Date de sortie : 26 octobre 2016

Pays : USA

Genre : Drame, thriller

Durée : 112 minutes

Budget : 45 millions de dollars

Casting : Emily Blunt (Rachel), Haley Bennett (Megan), Rebecca Fergusson (Anna), Justin Theroux (Tom)

Rachel prend le train tous les jours pour se rendre à Manhattan où elle semble travailler. La route est longue et bordée de maisons. De belles résidences bourgeoises avec vue sur un lac. En regardant par la fenêtre et croisant quotidiennement des moments de vies, elle s’imagine des existences idéales forgée dans le bonheur et l’amour. Tout cela forme pour elle un équilibre réconfortant, jusqu’au jour où un élément perturbateur vient tout chambouler. Commence alors une sombre histoire de disparition et la réapparition des fantômes du passé. Le destin va lier 3 femmes dans une spirale destructive, de violence et de mort. Le film est l’adaptation américaine, avec les aménagements qui vont avec, du best-seller éponyme sorti en 2015 signé Paula Hawkins.

Souffrant d’une entrée en matière assez difficile : beaucoup de personnages, de noms, une situation pas très bien expliquée, un découpage par chapitre passant d’un personnage à un autre(Rachel, Megan et Anna) sans réelle transition, sans aboutir à une conclusion véritable, des allers-retours entre le passé et le présent, tout cela rend le début un peu confus. Heureusement, la suite est plus claire à suivre, toutefois cela se fait attendre. Le film prend la forme d’un puzzle où progressivement, par le biais des ellipses, l’intrigue se résolve. Pièce après pièce pour former un ensemble cohérent. Tout le déroulement du film se fait selon les souvenirs de Rachel. Alcoolique notoire, elle est sujette à des trous de mémoire, tombant après une bonne biture et se réveillant plusieurs heures après. Un trou dans son existence s’est formé, un point d’interrogation auquel son ex-mari aime y répondre avec une certaine perversité. Ainsi le spectateur plonge dans un thriller captivant, malgré une certaine lenteur, où il se dégage quelque chose de terrifiant. L’état de faiblesse est constant, comme fragilisé par l’alcool qu’aurait ingurgité Rachel, on subit le récit ne sachant pas démêler le vrai du faux.

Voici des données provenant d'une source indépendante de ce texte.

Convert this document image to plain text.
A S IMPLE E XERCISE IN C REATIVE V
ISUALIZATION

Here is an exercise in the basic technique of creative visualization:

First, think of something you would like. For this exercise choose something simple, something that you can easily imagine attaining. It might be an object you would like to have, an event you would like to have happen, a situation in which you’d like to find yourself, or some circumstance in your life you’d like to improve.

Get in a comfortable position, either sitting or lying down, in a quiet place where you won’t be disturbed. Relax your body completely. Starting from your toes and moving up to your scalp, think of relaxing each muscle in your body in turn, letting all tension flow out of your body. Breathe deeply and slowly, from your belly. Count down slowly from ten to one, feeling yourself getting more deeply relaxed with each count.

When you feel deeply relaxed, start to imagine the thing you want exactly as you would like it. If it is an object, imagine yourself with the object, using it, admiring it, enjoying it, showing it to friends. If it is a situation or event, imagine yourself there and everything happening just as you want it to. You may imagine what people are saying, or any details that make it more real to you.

La fille du train vaut surtout pour son trio d’actrices car ici les hommes n’ont clairement pas le beau rôle. Si Rebecca Ferguson et Haley Bennet offrent de bonnes prestations dans leur rôle respectif, c’est à dire la nouvelle femme plus jeune, plus fraîche et la fille mal dans sa peau, légèrement nymphomane, oubliant sa détresse en courant, celle qui crève l’écran c’est Emily Blunt. Investie et enlaidie, elle incarne à merveille cette femme d’une infinie tristesse, seule, uniquement habitée par la culpabilité et le remord, calmant ses démons intérieurs avec des litres de whisky. La folie n’est jamais loin, ayant du mal à lâcher prise, ne supportant plus l’adultère, elle explose dans une scène riche en émotions : face à un miroir dans les toilettes d’un bar miteux, elle vide son sac avec humilité et dans ses yeux bordés de mascara dégoulinants se lit un spleen dévastateur. Complexe et torturée, en souffrance permanente, le personnage aurait pu être exaspérant, c’est tout le contraire grâce au talent de l’actrice qui parvient à la rendre attachante. Les mâles sont assez insignifiants, entre le mari de Megan qui la rend malheureuse avec ses envies de bébé et le psychiatre, celui qui tient un place centrale c’est Justin Theroux. Ex-mari de Rachel, remarié à Anna, il incarne un être tantôt protecteur et rassurant, tantôt sombre et manipulateur. La film accueille une guest plutôt inattendue en la personne de Lisa Kudrow, l’ancienne Phoebe de Friends, dont la présence bien que furtive reste décisive pour la fin de l’histoire.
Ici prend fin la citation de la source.